The matter could no doubt have been clarified
had advantage been taken of the provisions of
the Ordinance for discovery and
interrogatories, then perhaps even a notice
to produce on subpoenas, but that is the
situation you are left with in relation to
what was the work required to be done.
We have a clear statement from the plaintiff
through Mr Mijoc that the work which he
contracted to do was all done.
. . .
The other matter which goes to make up the
amount deducted from the figure referred to
in the acceptance of tender and which
constitutes the amount claimed by the
plaintiff, is an amount paid to some other
company for erection of support framing for a
roller shutter and a ground floor bulkhead,
whatever that was. Again, these matters are
not supported in any way on the part of the
defendant, except to say that some other firm
did them, and to refer to the bill of
quantities as having been referred to in the
acceptance of tender and being work which was
to be done by the plaintiff company.
Again I refer to the evidence of Mr Mijoc to
which I have earlier referred, that there was
an alteration to the contract, that he wanted
to see the contract and the shop drawings,
that they were not to do any metal work, that
these specific items were excluded from the
final contract, and no evidence from the
defendant to counteract that evidence of the
plaintiff has been produced."
29. Steel failed to do this.
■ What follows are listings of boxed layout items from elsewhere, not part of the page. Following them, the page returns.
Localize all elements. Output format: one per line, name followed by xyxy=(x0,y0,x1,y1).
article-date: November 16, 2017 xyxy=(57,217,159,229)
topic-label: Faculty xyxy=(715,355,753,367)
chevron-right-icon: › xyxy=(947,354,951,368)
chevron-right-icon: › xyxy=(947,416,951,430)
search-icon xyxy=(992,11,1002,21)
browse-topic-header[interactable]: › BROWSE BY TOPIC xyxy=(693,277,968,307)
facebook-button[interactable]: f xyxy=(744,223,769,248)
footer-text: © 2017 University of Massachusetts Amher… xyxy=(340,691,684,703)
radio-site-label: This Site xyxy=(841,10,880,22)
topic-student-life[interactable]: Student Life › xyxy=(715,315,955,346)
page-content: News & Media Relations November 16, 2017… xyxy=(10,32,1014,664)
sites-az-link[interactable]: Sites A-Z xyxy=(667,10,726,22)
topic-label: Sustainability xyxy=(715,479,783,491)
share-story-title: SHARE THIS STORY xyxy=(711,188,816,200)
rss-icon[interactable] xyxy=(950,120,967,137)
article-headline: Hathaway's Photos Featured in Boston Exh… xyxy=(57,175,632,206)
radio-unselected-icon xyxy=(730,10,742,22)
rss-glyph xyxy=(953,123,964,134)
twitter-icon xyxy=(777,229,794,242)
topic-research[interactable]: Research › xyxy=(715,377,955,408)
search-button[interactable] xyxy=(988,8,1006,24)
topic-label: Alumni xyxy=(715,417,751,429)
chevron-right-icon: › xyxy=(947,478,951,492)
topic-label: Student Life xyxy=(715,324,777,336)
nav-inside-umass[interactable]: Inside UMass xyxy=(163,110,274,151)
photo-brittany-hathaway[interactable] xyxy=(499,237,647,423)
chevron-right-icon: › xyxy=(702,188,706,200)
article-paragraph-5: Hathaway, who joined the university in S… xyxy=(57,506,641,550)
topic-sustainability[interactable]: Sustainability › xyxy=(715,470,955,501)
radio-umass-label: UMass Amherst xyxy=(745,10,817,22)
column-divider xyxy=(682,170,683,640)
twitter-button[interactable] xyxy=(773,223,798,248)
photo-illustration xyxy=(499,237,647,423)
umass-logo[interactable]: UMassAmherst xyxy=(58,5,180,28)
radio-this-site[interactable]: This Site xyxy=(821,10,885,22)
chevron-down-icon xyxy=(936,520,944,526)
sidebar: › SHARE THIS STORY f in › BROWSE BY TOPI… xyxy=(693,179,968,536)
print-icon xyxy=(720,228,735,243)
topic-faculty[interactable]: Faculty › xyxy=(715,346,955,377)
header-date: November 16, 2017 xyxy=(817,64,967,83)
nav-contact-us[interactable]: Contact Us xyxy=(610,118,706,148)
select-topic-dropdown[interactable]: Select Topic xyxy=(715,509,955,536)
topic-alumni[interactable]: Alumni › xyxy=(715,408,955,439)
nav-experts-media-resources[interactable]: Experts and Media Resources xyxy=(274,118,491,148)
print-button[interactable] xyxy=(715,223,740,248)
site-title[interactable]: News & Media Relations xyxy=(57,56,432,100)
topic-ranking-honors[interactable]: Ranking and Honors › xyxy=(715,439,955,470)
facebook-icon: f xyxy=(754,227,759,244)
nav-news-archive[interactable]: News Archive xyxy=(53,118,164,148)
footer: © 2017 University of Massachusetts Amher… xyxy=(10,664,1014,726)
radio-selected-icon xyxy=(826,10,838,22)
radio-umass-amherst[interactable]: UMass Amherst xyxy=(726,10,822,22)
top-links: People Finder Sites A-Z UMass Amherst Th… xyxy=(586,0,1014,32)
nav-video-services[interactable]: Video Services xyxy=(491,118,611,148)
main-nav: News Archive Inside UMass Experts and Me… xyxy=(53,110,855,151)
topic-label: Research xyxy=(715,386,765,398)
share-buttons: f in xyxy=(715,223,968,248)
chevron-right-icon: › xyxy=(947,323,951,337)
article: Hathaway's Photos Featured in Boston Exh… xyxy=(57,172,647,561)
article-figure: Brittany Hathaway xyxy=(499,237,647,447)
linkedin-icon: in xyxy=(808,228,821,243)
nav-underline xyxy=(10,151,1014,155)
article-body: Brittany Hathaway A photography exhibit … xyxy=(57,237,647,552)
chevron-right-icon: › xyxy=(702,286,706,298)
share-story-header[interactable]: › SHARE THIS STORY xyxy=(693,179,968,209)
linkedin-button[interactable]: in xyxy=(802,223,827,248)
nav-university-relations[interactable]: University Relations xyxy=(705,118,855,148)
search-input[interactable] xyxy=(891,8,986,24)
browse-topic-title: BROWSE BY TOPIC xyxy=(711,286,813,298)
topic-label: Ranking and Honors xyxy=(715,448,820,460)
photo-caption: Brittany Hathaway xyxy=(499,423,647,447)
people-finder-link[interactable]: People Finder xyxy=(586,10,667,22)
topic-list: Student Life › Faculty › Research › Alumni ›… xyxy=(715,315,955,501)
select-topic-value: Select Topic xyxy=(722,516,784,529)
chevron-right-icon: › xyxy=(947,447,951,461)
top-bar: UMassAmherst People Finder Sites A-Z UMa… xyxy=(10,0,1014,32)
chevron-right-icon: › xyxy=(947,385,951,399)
The learned Special Magistrate apparently thought that it was enough that it should have given the evidence through Mr Mijoc that it did, namely, that it had agreed to do certain work at a given price and that it had completed the work which it had agreed to do but had not been paid the contract price. In fact, the evidence Steel gave did not establish what the contract was. In the way in which the case was brought, the onus of proving what the contract was lay always on Steel. Concrete had put it to proof but on its own evidence the contract was not that the making of which was indicated by the acceptance of tender, Exhibit A.
30. Much attention was devoted to the problem which Concrete apparently had in proving what were the terms of the contract and the learned Special Magistrate's judgment reflected somewhat unfavourably on a witness called on behalf of Concrete. However, it always remained a matter for Steel to prove what the contract was once the pleadings made it incumbent upon it to do so. The onus never shifted to Concrete.
31. In my opinion Steel failed to prove the contract and the verdict in its favour was wrong.
32. In the result I allow the appeal, set aside the judgment of the learned Special Magistrate and order that Steel pay Concrete's costs in this Court and in the Magistrates Court.